Segalanya Seperti Rindu
September 12, 2019Segelas coklat panas yang terlalu encer dengan sendok yang masih berada di dalamnya. Aku nikmati sesendok demi sesendok. Sementara buku yang ada di hadapanku masih juga belum habis aku baca sedari kemarin. Seperti rindu yang tak pernah habis tertuju padanya. Ruang tamu sekaligus ruang tengah ini hangat. Namun sepi ditinggal penghuninya. Tangisan satu persatu hilang. Senyap. Ingin aku pergi ke kamar berbaring lelap. Namun pintu tak terkunci. Masih menunggu suara suara itu embali ke rumah ini. Seperti rindu yang masih menunggu diretas dan dirobek oleh sebuah perjumpaan.
Mulai aku dekatkan bibirku ke gelas dan menyeruput coklat panas yang kini sudah menjadi coklat hangat. Kerongkonganku begitu nyaman dialirinya. Di ruangan ini aku bertanta tanya. Kemana perginya angin. Mengapat tiada berembus kemari. Aku ingin menitipkan pesan kerinduan padanya. Melalui hembusan angin supaya nanti dini hari ia bisiki telinganya, salam rindu dariku.
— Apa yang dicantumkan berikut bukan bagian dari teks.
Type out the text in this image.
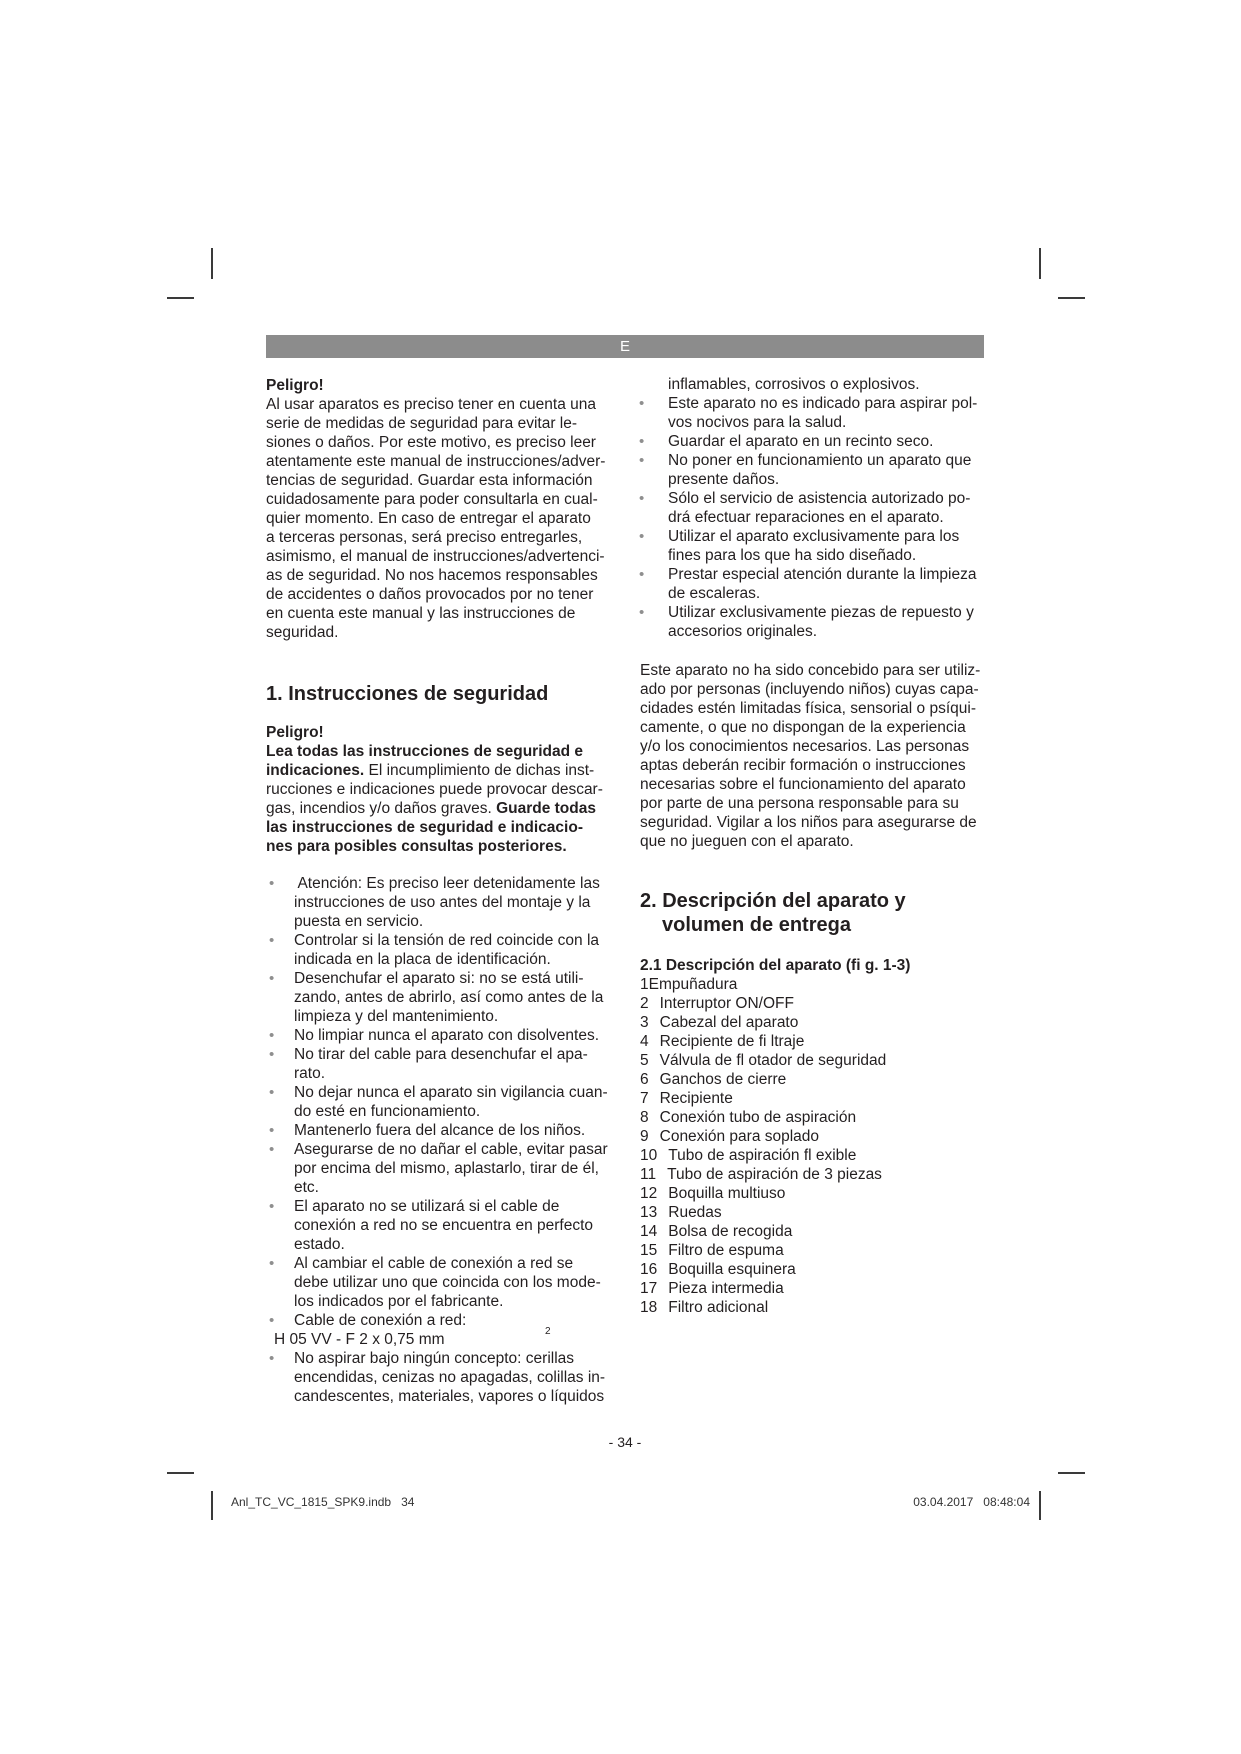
E
Peligro!
Al usar aparatos es preciso tener en cuenta una
serie de medidas de seguridad para evitar le-
siones o daños. Por este motivo, es preciso leer
atentamente este manual de instrucciones/adver-
tencias de seguridad. Guardar esta información
cuidadosamente para poder consultarla en cual-
quier momento. En caso de entregar el aparato
a terceras personas, será preciso entregarles,
asimismo, el manual de instrucciones/advertenci-
as de seguridad. No nos hacemos responsables
de accidentes o daños provocados por no tener
en cuenta este manual y las instrucciones de
seguridad.
1. Instrucciones de seguridad
Peligro!
Lea todas las instrucciones de seguridad e
indicaciones. El incumplimiento de dichas inst-
rucciones e indicaciones puede provocar descar-
gas, incendios y/o daños graves. Guarde todas
las instrucciones de seguridad e indicacio-
nes para posibles consultas posteriores.
•
Atención: Es preciso leer detenidamente las
instrucciones de uso antes del montaje y la
puesta en servicio.
•
Controlar si la tensión de red coincide con la
indicada en la placa de identificación.
•
Desenchufar el aparato si: no se está utili-
zando, antes de abrirlo, así como antes de la
limpieza y del mantenimiento.
•
No limpiar nunca el aparato con disolventes.
•
No tirar del cable para desenchufar el apa-
rato.
•
No dejar nunca el aparato sin vigilancia cuan-
do esté en funcionamiento.
•
Mantenerlo fuera del alcance de los niños.
•
Asegurarse de no dañar el cable, evitar pasar
por encima del mismo, aplastarlo, tirar de él,
etc.
•
El aparato no se utilizará si el cable de
conexión a red no se encuentra en perfecto
estado.
•
Al cambiar el cable de conexión a red se
debe utilizar uno que coincida con los mode-
los indicados por el fabricante.
•
Cable de conexión a red:
H 05 VV - F 2 x 0,75 mm	2
•
No aspirar bajo ningún concepto: cerillas
encendidas, cenizas no apagadas, colillas in-
candescentes, materiales, vapores o líquidos
inflamables, corrosivos o explosivos.
•
Este aparato no es indicado para aspirar pol-
vos nocivos para la salud.
•
Guardar el aparato en un recinto seco.
•
No poner en funcionamiento un aparato que
presente daños.
•
Sólo el servicio de asistencia autorizado po-
drá efectuar reparaciones en el aparato.
•
Utilizar el aparato exclusivamente para los
fines para los que ha sido diseñado.
•
Prestar especial atención durante la limpieza
de escaleras.
•
Utilizar exclusivamente piezas de repuesto y
accesorios originales.
Este aparato no ha sido concebido para ser utiliz-
ado por personas (incluyendo niños) cuyas capa-
cidades estén limitadas física, sensorial o psíqui-
camente, o que no dispongan de la experiencia
y/o los conocimientos necesarios. Las personas
aptas deberán recibir formación o instrucciones
necesarias sobre el funcionamiento del aparato
por parte de una persona responsable para su
seguridad. Vigilar a los niños para asegurarse de
que no jueguen con el aparato.
2. Descripción del aparato y
volumen de entrega
2.1 Descripción del aparato (fi g. 1-3)
1Empuñadura
2 Interruptor ON/OFF
3 Cabezal del aparato
4 Recipiente de fi ltraje
5 Válvula de fl otador de seguridad
6 Ganchos de cierre
7 Recipiente
8 Conexión tubo de aspiración
9 Conexión para soplado
10 Tubo de aspiración fl exible
11 Tubo de aspiración de 3 piezas
12 Boquilla multiuso
13 Ruedas
14 Bolsa de recogida
15 Filtro de espuma
16 Boquilla esquinera
17 Pieza intermedia
18 Filtro adicional
- 34 -
Anl_TC_VC_1815_SPK9.indb   34	03.04.2017   08:48:04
Mengapa suara detik jarum jam begitu berisik saat sepi. Menyiksa. Terlebih jika aku tangah demam. Suaranya hampir membuatku gila. Dan obat yang barusan ku minum membuatku seperti tersesat di ruang pucat putih. Sedang suara detik jam terus mengalun menyusulku di bawah alam sadar. Seperti rindu, yang selalu mengikutiku kemana mana. Semakin sepi ia semakin riuh. Ia gaduh dalam alam bawah sadarku.
Aku berandai andai. Bila saja salah satu pintu dirumah ini aku buka, kemudian kutemukan dunia dimana ada kau disana, aku tak ingin kembali ke tempatku sekarang. Paling tidak sampai pagi menjelang. Lalu ketika malam tiba, ingin aku kesana lagi. Menari bersamanya di bawah sinar rembulan yang cahayanya begitu terang sedangkan waktu terasa membeku. Kaki kita sama sekali tak lelah bergerak kesana kemari. Tubuh kita sama sekali tak berpeluh. Seperti rindu. Ia membeku diam di dalam hatiku. Ia tak lelah bersemayam disana. Ia tak jenuh menanti.